CFTC requests 33% increase in funding for 2013
The US Commodity Futures Trading Commission (CFTC) has requested $308m in funding for the 2013 financial year in the US federal budget – a 33% increase on the $205.3m it received for 2012.
The agency argues it needs extra funding to meet its Dodd-Frank Act responsibilities for supervision of the over-the-counter derivatives market.
Funding at the agency has almost doubled from a pre-crisis annual budget of $111 million in 2008, but the 2012 uplift was just $3 million.
CFTC commissioners have consistently complained that while the body’s jurisdiction has been massively expanded since the passage of Dodd-Frank in July 2010, it has not received the extra resources it needs. Staffing is the key concern – and the CFTC signalled it hopes to boost employee numbers (or full-time equivalents, in the agency’s jargon) in yesterday’s funding request.
“In 2013, the commission’s focus will shift to full implementation of the swaps market regulation. To that end, the commission proposes an increase of $103 million and 296 full-time equivalents (FTEs) in 2013 over the 2013 enacted level for a total request of $308 million and 1,015 FTEs,” the budget estimate reads.
The budget was swiftly criticised by the CFTC’s two Republican-appointed commissioners, who maintained the agency should focus on upgrading technology, rather than hiring extra staff.

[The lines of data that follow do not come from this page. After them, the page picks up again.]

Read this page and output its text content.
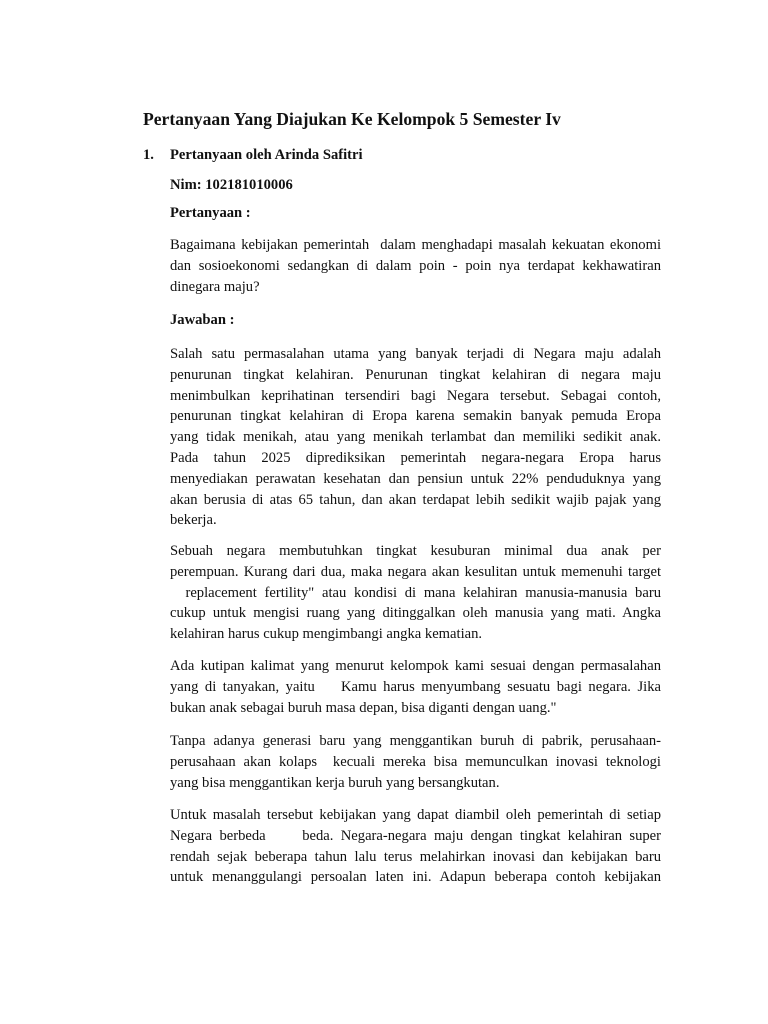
Pertanyaan Yang Diajukan Ke Kelompok 5 Semester Iv
1. Pertanyaan oleh Arinda Safitri
Nim: 102181010006
Pertanyaan :

Bagaimana kebijakan pemerintah  dalam menghadapi masalah kekuatan ekonomi
dan sosioekonomi sedangkan di dalam poin - poin nya terdapat kekhawatiran
dinegara maju?

Jawaban :

Salah satu permasalahan utama yang banyak terjadi di Negara maju adalah
penurunan tingkat kelahiran. Penurunan tingkat kelahiran di negara maju
menimbulkan keprihatinan tersendiri bagi Negara tersebut. Sebagai contoh,
penurunan tingkat kelahiran di Eropa karena semakin banyak pemuda Eropa
yang tidak menikah, atau yang menikah terlambat dan memiliki sedikit anak.
Pada tahun 2025 diprediksikan pemerintah negara-negara Eropa harus
menyediakan perawatan kesehatan dan pensiun untuk 22% penduduknya yang
akan berusia di atas 65 tahun, dan akan terdapat lebih sedikit wajib pajak yang
bekerja.

Sebuah negara membutuhkan tingkat kesuburan minimal dua anak per
perempuan. Kurang dari dua, maka negara akan kesulitan untuk memenuhi target
replacement fertility" atau kondisi di mana kelahiran manusia-manusia baru
cukup untuk mengisi ruang yang ditinggalkan oleh manusia yang mati. Angka
kelahiran harus cukup mengimbangi angka kematian.

Ada kutipan kalimat yang menurut kelompok kami sesuai dengan permasalahan
yang di tanyakan, yaitu    Kamu harus menyumbang sesuatu bagi negara. Jika
bukan anak sebagai buruh masa depan, bisa diganti dengan uang."

Tanpa adanya generasi baru yang menggantikan buruh di pabrik, perusahaan-
perusahaan akan kolaps  kecuali mereka bisa memunculkan inovasi teknologi
yang bisa menggantikan kerja buruh yang bersangkutan.

Untuk masalah tersebut kebijakan yang dapat diambil oleh pemerintah di setiap
Negara berbeda     beda. Negara-negara maju dengan tingkat kelahiran super
rendah sejak beberapa tahun lalu terus melahirkan inovasi dan kebijakan baru
untuk menanggulangi persoalan laten ini. Adapun beberapa contoh kebijakan
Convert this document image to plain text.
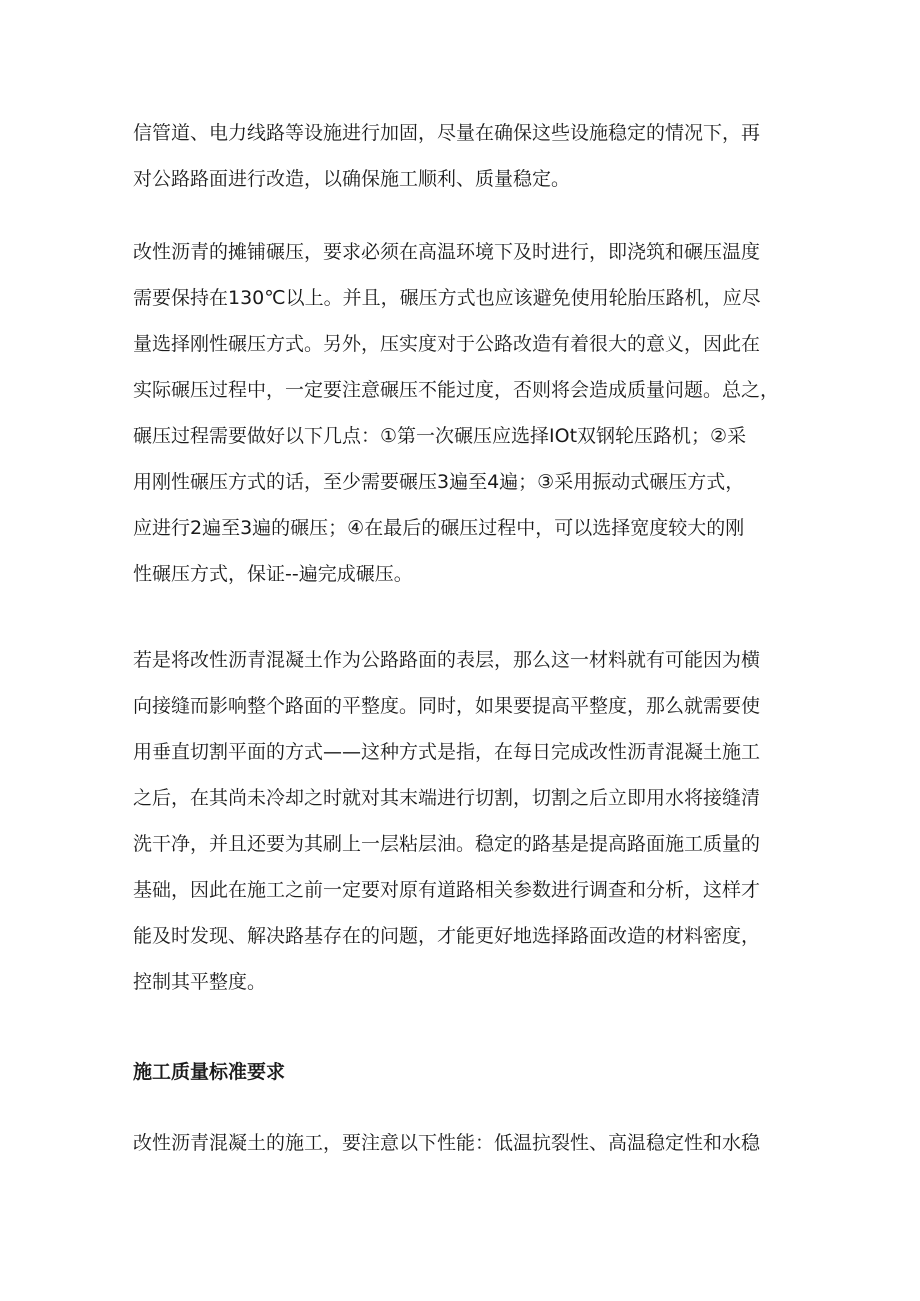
信管道、电力线路等设施进行加固，尽量在确保这些设施稳定的情况下，再
对公路路面进行改造，以确保施工顺利、质量稳定。
改性沥青的摊铺碾压，要求必须在高温环境下及时进行，即浇筑和碾压温度
需要保持在130℃以上。并且，碾压方式也应该避免使用轮胎压路机，应尽
量选择刚性碾压方式。另外，压实度对于公路改造有着很大的意义，因此在
实际碾压过程中，一定要注意碾压不能过度，否则将会造成质量问题。总之，
碾压过程需要做好以下几点：①第一次碾压应选择IOt双钢轮压路机；②采
用刚性碾压方式的话，至少需要碾压3遍至4遍；③采用振动式碾压方式，
应进行2遍至3遍的碾压；④在最后的碾压过程中，可以选择宽度较大的刚
性碾压方式，保证--遍完成碾压。
若是将改性沥青混凝土作为公路路面的表层，那么这一材料就有可能因为横
向接缝而影响整个路面的平整度。同时，如果要提高平整度，那么就需要使
用垂直切割平面的方式——这种方式是指，在每日完成改性沥青混凝土施工
之后，在其尚未冷却之时就对其末端进行切割，切割之后立即用水将接缝清
洗干净，并且还要为其刷上一层粘层油。稳定的路基是提高路面施工质量的
基础，因此在施工之前一定要对原有道路相关参数进行调查和分析，这样才
能及时发现、解决路基存在的问题，才能更好地选择路面改造的材料密度，
控制其平整度。
施工质量标准要求
改性沥青混凝土的施工，要注意以下性能：低温抗裂性、高温稳定性和水稳
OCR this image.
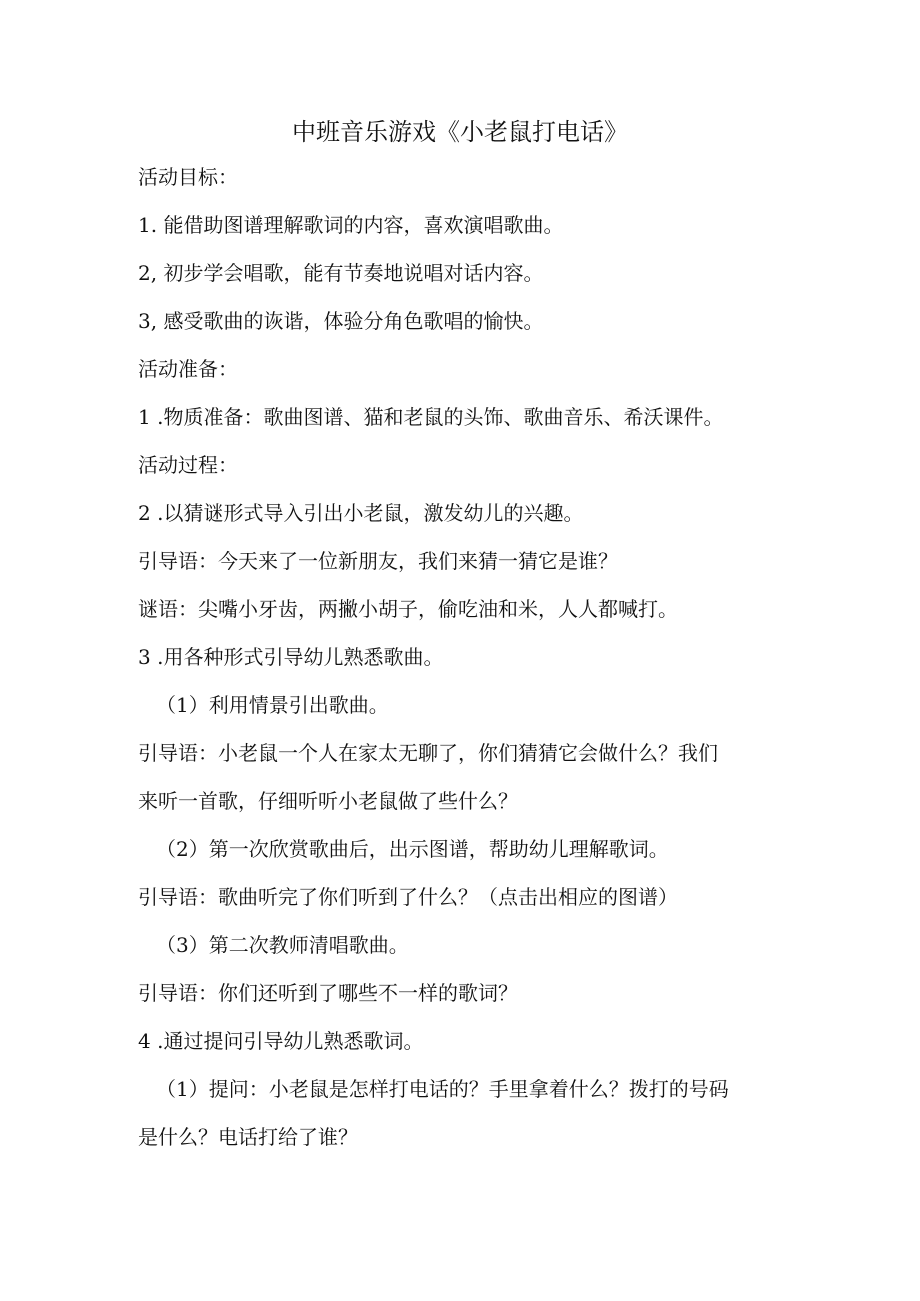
中班音乐游戏《小老鼠打电话》
活动目标：
1. 能借助图谱理解歌词的内容，喜欢演唱歌曲。
2, 初步学会唱歌，能有节奏地说唱对话内容。
3, 感受歌曲的诙谐，体验分角色歌唱的愉快。
活动准备：
1 .物质准备：歌曲图谱、猫和老鼠的头饰、歌曲音乐、希沃课件。
活动过程：
2 .以猜谜形式导入引出小老鼠，激发幼儿的兴趣。
引导语：今天来了一位新朋友，我们来猜一猜它是谁？
谜语：尖嘴小牙齿，两撇小胡子，偷吃油和米，人人都喊打。
3 .用各种形式引导幼儿熟悉歌曲。
（1）利用情景引出歌曲。
引导语：小老鼠一个人在家太无聊了，你们猜猜它会做什么？我们
来听一首歌，仔细听听小老鼠做了些什么？
（2）第一次欣赏歌曲后，出示图谱，帮助幼儿理解歌词。
引导语：歌曲听完了你们听到了什么？（点击出相应的图谱）
（3）第二次教师清唱歌曲。
引导语：你们还听到了哪些不一样的歌词？
4 .通过提问引导幼儿熟悉歌词。
（1）提问：小老鼠是怎样打电话的？手里拿着什么？拨打的号码
是什么？电话打给了谁？
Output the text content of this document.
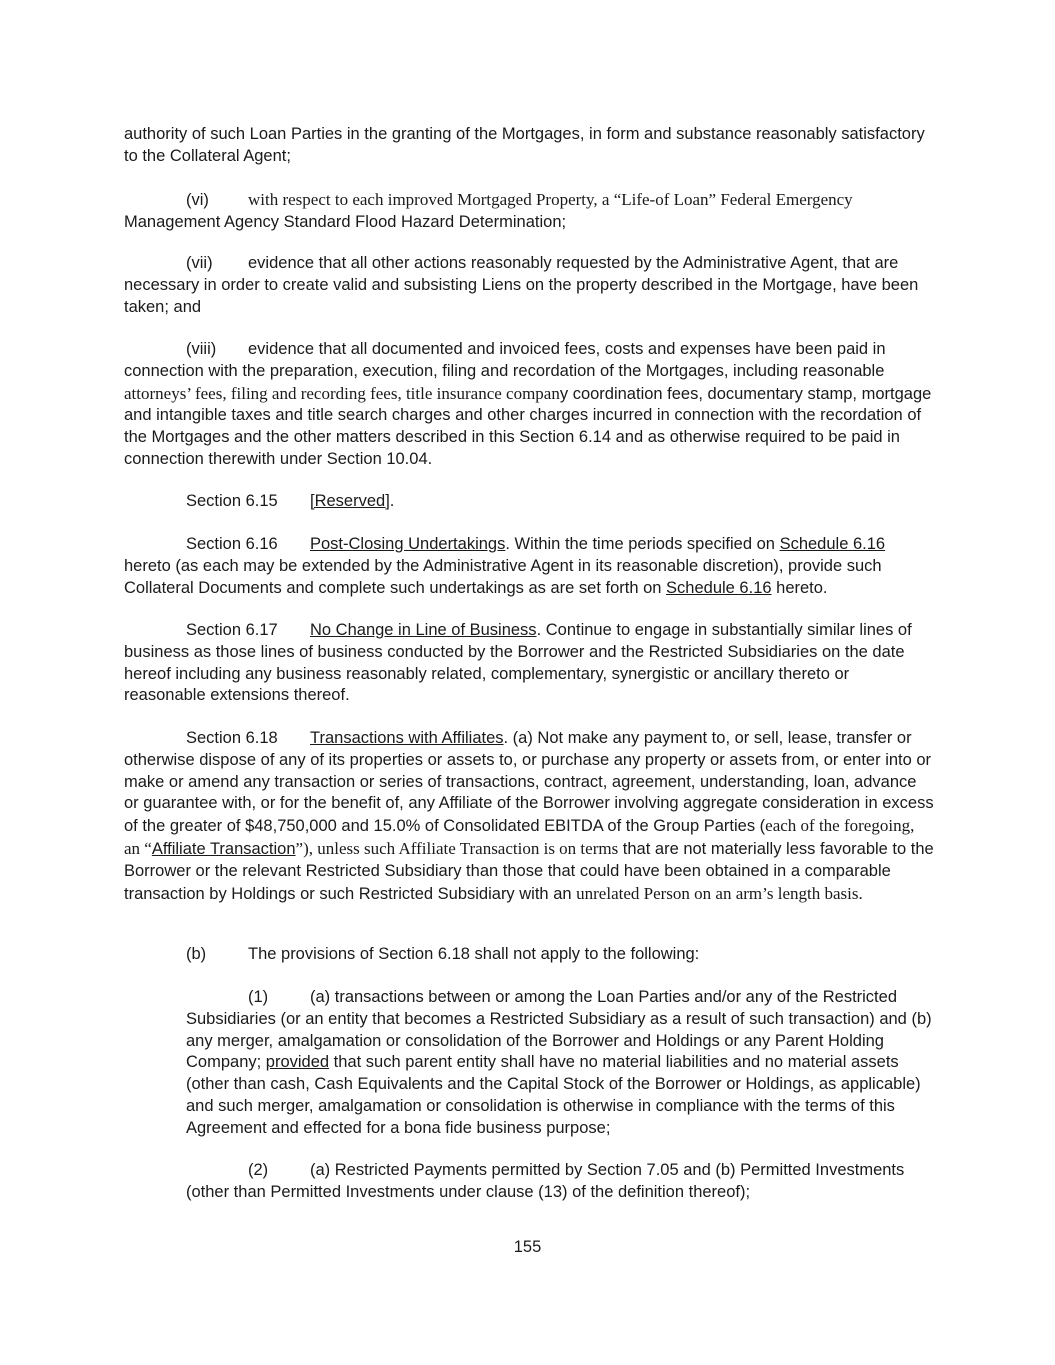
authority of such Loan Parties in the granting of the Mortgages, in form and substance reasonably satisfactory to the Collateral Agent;

(vi) with respect to each improved Mortgaged Property, a “Life-of Loan” Federal Emergency Management Agency Standard Flood Hazard Determination;

(vii) evidence that all other actions reasonably requested by the Administrative Agent, that are necessary in order to create valid and subsisting Liens on the property described in the Mortgage, have been taken; and

(viii) evidence that all documented and invoiced fees, costs and expenses have been paid in connection with the preparation, execution, filing and recordation of the Mortgages, including reasonable attorneys’ fees, filing and recording fees, title insurance company coordination fees, documentary stamp, mortgage and intangible taxes and title search charges and other charges incurred in connection with the recordation of the Mortgages and the other matters described in this Section 6.14 and as otherwise required to be paid in connection therewith under Section 10.04.

Section 6.15 [Reserved].

Section 6.16 Post-Closing Undertakings. Within the time periods specified on Schedule 6.16 hereto (as each may be extended by the Administrative Agent in its reasonable discretion), provide such Collateral Documents and complete such undertakings as are set forth on Schedule 6.16 hereto.

Section 6.17 No Change in Line of Business. Continue to engage in substantially similar lines of business as those lines of business conducted by the Borrower and the Restricted Subsidiaries on the date hereof including any business reasonably related, complementary, synergistic or ancillary thereto or reasonable extensions thereof.

Section 6.18 Transactions with Affiliates. (a) Not make any payment to, or sell, lease, transfer or otherwise dispose of any of its properties or assets to, or purchase any property or assets from, or enter into or make or amend any transaction or series of transactions, contract, agreement, understanding, loan, advance or guarantee with, or for the benefit of, any Affiliate of the Borrower involving aggregate consideration in excess of the greater of $48,750,000 and 15.0% of Consolidated EBITDA of the Group Parties (each of the foregoing, an “Affiliate Transaction”), unless such Affiliate Transaction is on terms that are not materially less favorable to the Borrower or the relevant Restricted Subsidiary than those that could have been obtained in a comparable transaction by Holdings or such Restricted Subsidiary with an unrelated Person on an arm’s length basis.

(b)	The provisions of Section 6.18 shall not apply to the following:

(1)	(a) transactions between or among the Loan Parties and/or any of the Restricted Subsidiaries (or an entity that becomes a Restricted Subsidiary as a result of such transaction) and (b) any merger, amalgamation or consolidation of the Borrower and Holdings or any Parent Holding Company; provided that such parent entity shall have no material liabilities and no material assets (other than cash, Cash Equivalents and the Capital Stock of the Borrower or Holdings, as applicable) and such merger, amalgamation or consolidation is otherwise in compliance with the terms of this Agreement and effected for a bona fide business purpose;

(2)	(a) Restricted Payments permitted by Section 7.05 and (b) Permitted Investments (other than Permitted Investments under clause (13) of the definition thereof);

155
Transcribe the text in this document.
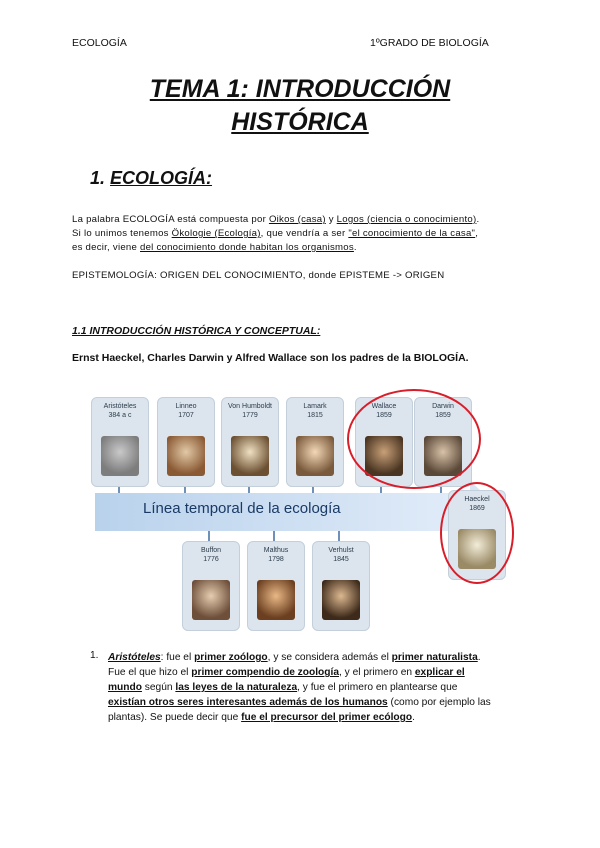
ECOLOGÍA	1ºGRADO DE BIOLOGÍA
TEMA 1: INTRODUCCIÓN
HISTÓRICA
1. ECOLOGÍA:
La palabra ECOLOGÍA está compuesta por Oikos (casa) y Logos (ciencia o conocimiento).
Si lo unimos tenemos Ökologie (Ecología), que vendría a ser "el conocimiento de la casa",
es decir, viene del conocimiento donde habitan los organismos.
EPISTEMOLOGÍA: ORIGEN DEL CONOCIMIENTO, donde EPISTEME -> ORIGEN
1.1 INTRODUCCIÓN HISTÓRICA Y CONCEPTUAL:
Ernst Haeckel, Charles Darwin y Alfred Wallace son los padres de la BIOLOGÍA.
Línea temporal de la ecología
Aristóteles
384 a c
Linneo
1707
Von Humboldt
1779
Lamark
1815
Wallace
1859
Darwin
1859
Buffon
1776
Malthus
1798
Verhulst
1845
Haeckel
1869
1. Aristóteles: fue el primer zoólogo, y se considera además el primer naturalista.
Fue el que hizo el primer compendio de zoología, y el primero en explicar el
mundo según las leyes de la naturaleza, y fue el primero en plantearse que
existían otros seres interesantes además de los humanos (como por ejemplo las
plantas). Se puede decir que fue el precursor del primer ecólogo.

“This budget request, like several requests before it, makes an unsubstantiated case for a massive expansion in staffing that is both unrealistic and unsustainable in this deficit environment. The commission consistently fails to recognise that in the face of its broad new statutory authority to oversee and monitor both the futures and derivatives markets, it cannot afford to continue to push off the key development and deployment of high-tech automated surveillance tools, real-time trade-monitoring systems, integrated trade-data capture and analysis tools and new risk analytics,” warned commissioner Scott O’Malia.